0xA0 (hash algorithm ID :: short integer) (hash :: short any) 0x00 -> (record :: long any)

CAS object expiry data

0xA0 (hash algorithm ID :: short integer) (hash :: short any) 0x01 -> (record containing expiry time, drop cost, etc for associated temporary tuple :: short record)

CAS object WOLFRAM replication metadata

0xA0 (hash algorithm ID :: short integer) (hash :: short any) 0x02 -> (record of WOLFRAM replication metadata :: short record)

The structure of the keys is chosen to ensure that related data are adjacent in the B-Tree where practical, to increase locality of reference. Otherwise, there would be no need to have several type bytes in the same key as I suggest.

Data representation

The key and data structures documented above are a mixture of literal bytes used as type markers and logical data items listed in parentheses. Values in parentheses are either unstructured data, IRON values in unpacked binary format but with symbols encoded as numeric IDs rather than the full symbol format, or IRON values in packed binary format (again, with symbols encoded as numeric IDs).

The meanings of the type suffixes written in the logical data items are:

None specified

This is used purely for values that are used to denote raw regions of the mass storage device, in order to mark them as free or to reserve them for special purposes. The contents are either arbitrary and never examined, such as free space, or written in specialised binary formats, such as write-ahead logs.

short integer

An integer, written in IRON unpacked binary form without any type prefix (as the type is statically known).

short symbol

A symbol (a full CARBON directory path), written in IRON unpacked binary form without any type prefix (as the type is statically known).

short record

An IRON record with symbol tag, written in IRON unpacked binary form without any type prefix (as the type is statically known).

short any

An arbitrary IRON value, written in IRON unpacked binary form with a type prefix (as the type is not statically known).

long record

An IRON record with symbol tag, written in any IRON binary form, with an encoding prefix, but without any type prefix (as the type is statically known).

long any

An arbitrary IRON value, written in any IRON binary form, with an encoding prefix, and with a type prefix (as the type is not statically known).

Removable devices

Removable mass storage devices plugged into an ARGON node can be handled in one of a few ways, depending on the file system type.

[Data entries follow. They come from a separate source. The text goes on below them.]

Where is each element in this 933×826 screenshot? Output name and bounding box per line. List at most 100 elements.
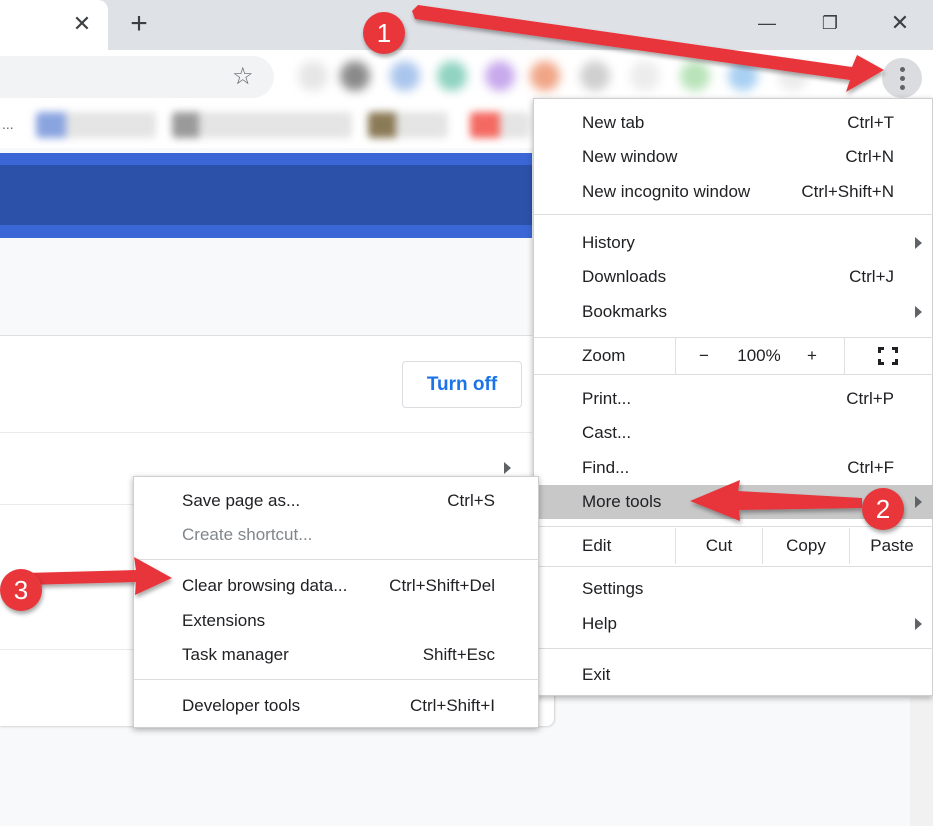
fullscreen-icon[interactable]: [878, 347, 898, 365]
menu-item-label: Help: [582, 614, 617, 633]
paste-button[interactable]: Paste: [850, 528, 933, 564]
step-3-badge: 3: [0, 569, 42, 611]
new-tab-button[interactable]: +: [124, 9, 154, 40]
zoom-label: Zoom: [582, 346, 626, 365]
cut-button[interactable]: Cut: [676, 528, 762, 564]
menu-item-history[interactable]: History: [534, 226, 933, 260]
page-section: [0, 238, 532, 336]
menu-separator: [534, 648, 933, 649]
restore-icon[interactable]: ❐: [815, 10, 845, 36]
menu-item-label: Extensions: [182, 611, 266, 630]
submenu-item-clear-browsing-data[interactable]: Clear browsing data... Ctrl+Shift+Del: [134, 569, 540, 603]
extension-icon[interactable]: [580, 61, 610, 91]
menu-item-label: Save page as...: [182, 491, 301, 510]
extension-icon[interactable]: [485, 61, 515, 91]
menu-item-label: Create shortcut...: [182, 525, 313, 544]
submenu-arrow-icon: [915, 618, 922, 630]
menu-item-shortcut: Ctrl+N: [845, 147, 894, 166]
extension-icon[interactable]: [298, 61, 328, 91]
menu-item-print[interactable]: Print... Ctrl+P: [534, 382, 933, 416]
menu-item-shortcut: Ctrl+P: [846, 389, 894, 408]
submenu-item-developer-tools[interactable]: Developer tools Ctrl+Shift+I: [134, 689, 540, 723]
menu-item-settings[interactable]: Settings: [534, 572, 933, 606]
copy-button[interactable]: Copy: [763, 528, 849, 564]
menu-item-cast[interactable]: Cast...: [534, 416, 933, 450]
submenu-arrow-icon: [915, 237, 922, 249]
menu-item-label: Find...: [582, 458, 630, 477]
step-2-badge: 2: [862, 488, 904, 530]
bookmark-item[interactable]: [368, 112, 448, 138]
menu-item-label: Task manager: [182, 645, 289, 664]
menu-item-label: New tab: [582, 113, 645, 132]
menu-item-label: Developer tools: [182, 696, 301, 715]
menu-item-new-window[interactable]: New window Ctrl+N: [534, 140, 933, 174]
menu-item-label: New window: [582, 147, 678, 166]
menu-item-shortcut: Ctrl+J: [849, 267, 894, 286]
submenu-item-save-page-as[interactable]: Save page as... Ctrl+S: [134, 484, 540, 518]
menu-item-label: Exit: [582, 665, 611, 684]
bookmark-item[interactable]: [172, 112, 352, 138]
zoom-row: Zoom − 100% +: [534, 338, 933, 374]
extension-icon[interactable]: [728, 61, 758, 91]
menu-item-help[interactable]: Help: [534, 607, 933, 641]
menu-separator: [134, 559, 540, 560]
bookmark-item[interactable]: [36, 112, 156, 138]
kebab-dot: [900, 67, 905, 72]
extension-icon[interactable]: [680, 61, 710, 91]
minimize-icon[interactable]: —: [752, 10, 782, 36]
extension-icon[interactable]: [437, 61, 467, 91]
tab-strip: ✕ + — ❐ ✕: [0, 0, 933, 50]
kebab-dot: [900, 85, 905, 90]
active-tab[interactable]: ✕: [0, 0, 108, 50]
menu-item-label: Print...: [582, 389, 632, 408]
menu-item-shortcut: Shift+Esc: [422, 645, 495, 664]
submenu-item-task-manager[interactable]: Task manager Shift+Esc: [134, 638, 540, 672]
bookmark-item[interactable]: [470, 112, 530, 138]
bookmark-star-icon[interactable]: ☆: [232, 64, 254, 90]
menu-item-label: History: [582, 233, 635, 252]
divider: [0, 432, 532, 433]
zoom-out-button[interactable]: −: [689, 338, 719, 374]
menu-separator: [534, 374, 933, 375]
menu-item-new-incognito-window[interactable]: New incognito window Ctrl+Shift+N: [534, 175, 933, 209]
submenu-arrow-icon: [915, 306, 922, 318]
extension-icon[interactable]: [530, 61, 560, 91]
menu-item-label: Bookmarks: [582, 302, 668, 321]
menu-item-exit[interactable]: Exit: [534, 658, 933, 692]
bookmarks-overflow[interactable]: ...: [2, 116, 14, 132]
menu-item-bookmarks[interactable]: Bookmarks: [534, 295, 933, 329]
chrome-main-menu: New tab Ctrl+T New window Ctrl+N New inc…: [533, 98, 933, 696]
menu-item-shortcut: Ctrl+T: [847, 113, 894, 132]
submenu-item-extensions[interactable]: Extensions: [134, 604, 540, 638]
close-tab-icon[interactable]: ✕: [70, 11, 94, 37]
extension-icon[interactable]: [630, 61, 660, 91]
menu-separator: [534, 566, 933, 567]
extension-icon[interactable]: [778, 61, 808, 91]
menu-item-downloads[interactable]: Downloads Ctrl+J: [534, 260, 933, 294]
zoom-in-button[interactable]: +: [799, 338, 825, 374]
menu-separator: [534, 214, 933, 215]
menu-item-label: More tools: [582, 492, 662, 511]
toolbar: ☆: [0, 50, 933, 102]
menu-item-new-tab[interactable]: New tab Ctrl+T: [534, 106, 933, 140]
window-close-icon[interactable]: ✕: [885, 10, 915, 36]
scrollbar-track[interactable]: [910, 697, 933, 826]
menu-item-label: New incognito window: [582, 182, 751, 201]
address-bar[interactable]: ☆: [0, 56, 274, 98]
chrome-menu-button[interactable]: [882, 58, 922, 98]
edit-row: Edit Cut Copy Paste: [534, 528, 933, 564]
submenu-item-create-shortcut: Create shortcut...: [134, 518, 540, 552]
menu-item-label: Clear browsing data...: [182, 576, 348, 595]
menu-item-shortcut: Ctrl+Shift+Del: [389, 576, 495, 595]
menu-item-shortcut: Ctrl+Shift+I: [409, 696, 495, 715]
divider: [844, 338, 845, 374]
menu-item-shortcut: Ctrl+Shift+N: [801, 182, 894, 201]
extension-icon[interactable]: [340, 61, 370, 91]
menu-item-label: Cast...: [582, 423, 632, 442]
divider: [675, 338, 676, 374]
extension-icon[interactable]: [390, 61, 420, 91]
menu-item-find[interactable]: Find... Ctrl+F: [534, 451, 933, 485]
chevron-right-icon[interactable]: [504, 462, 511, 474]
menu-item-shortcut: Ctrl+S: [447, 491, 495, 510]
turn-off-button[interactable]: Turn off: [402, 361, 522, 408]
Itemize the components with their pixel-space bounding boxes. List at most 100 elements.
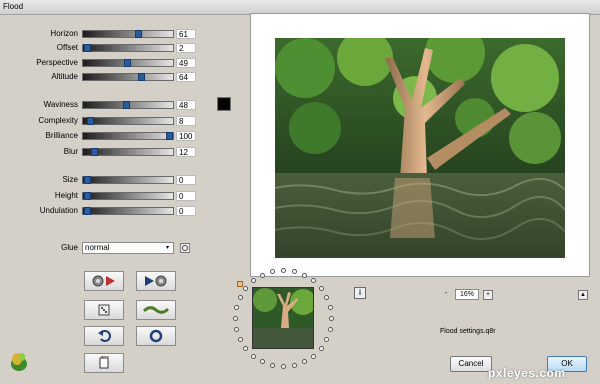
navigator-thumbnail[interactable] — [252, 287, 314, 349]
param-label-undulation: Undulation — [39, 206, 78, 215]
zoom-level[interactable]: 16% — [455, 289, 479, 300]
navigator-ring-dot — [270, 362, 276, 368]
slider-thumb[interactable] — [166, 132, 174, 140]
slider-thumb[interactable] — [83, 176, 91, 184]
slider-altitude[interactable] — [82, 73, 174, 81]
window-title: Flood — [3, 2, 24, 11]
value-height[interactable]: 0 — [176, 191, 196, 201]
copy-button[interactable] — [84, 353, 124, 373]
navigator-ring-dot — [310, 278, 316, 284]
value-waviness[interactable]: 48 — [176, 100, 196, 110]
slider-waviness[interactable] — [82, 101, 174, 109]
value-perspective[interactable]: 49 — [176, 58, 196, 68]
navigator-ring-dot — [251, 278, 257, 284]
value-altitude[interactable]: 64 — [176, 72, 196, 82]
preview-panel[interactable] — [250, 13, 590, 277]
reset-icon — [149, 329, 163, 343]
value-size[interactable]: 0 — [176, 175, 196, 185]
slider-thumb[interactable] — [124, 59, 132, 67]
watermark: pxleyes.com — [488, 366, 566, 380]
slider-undulation[interactable] — [82, 207, 174, 215]
wave-preset-button[interactable] — [136, 300, 176, 320]
navigator-ring-dot — [237, 336, 243, 342]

Ones with standard file systems such as FAT32 will be handled by FLUORINE, presenting a foreign filesystem interface via a virtual entity under the NITROGEN node entity.

Ones found to contain a TUNGSTEN B-tree are not automatically merged into the storage pool, however; only devices listed in the node's configuration are merged in, as otherwise somebody who inserts a removable device could override arbitrary entity data within the system. The TUNGSTEN implementation could be able to support providing separate copy-on-write B-Trees on other mass storage devices, without impinging on the operation of the pooled one used to implement the node's entity storage, in order to support file transfer between nodes and backups; I have not thought sufficiently about the concepts to write about that yet, however.

Replication

TUNGSTEN data storage is mainly accessed via WOLFRAM, which uses TUNGSTEN storage on each node of the cluster to provide distributed, replicated, persistent storage across the cluster. However, NITROGEN reads data directly from the local TUNGSTEN copy of the node entity in order to read configuration information used to bootstrap the initial state required for WOLFRAM to run.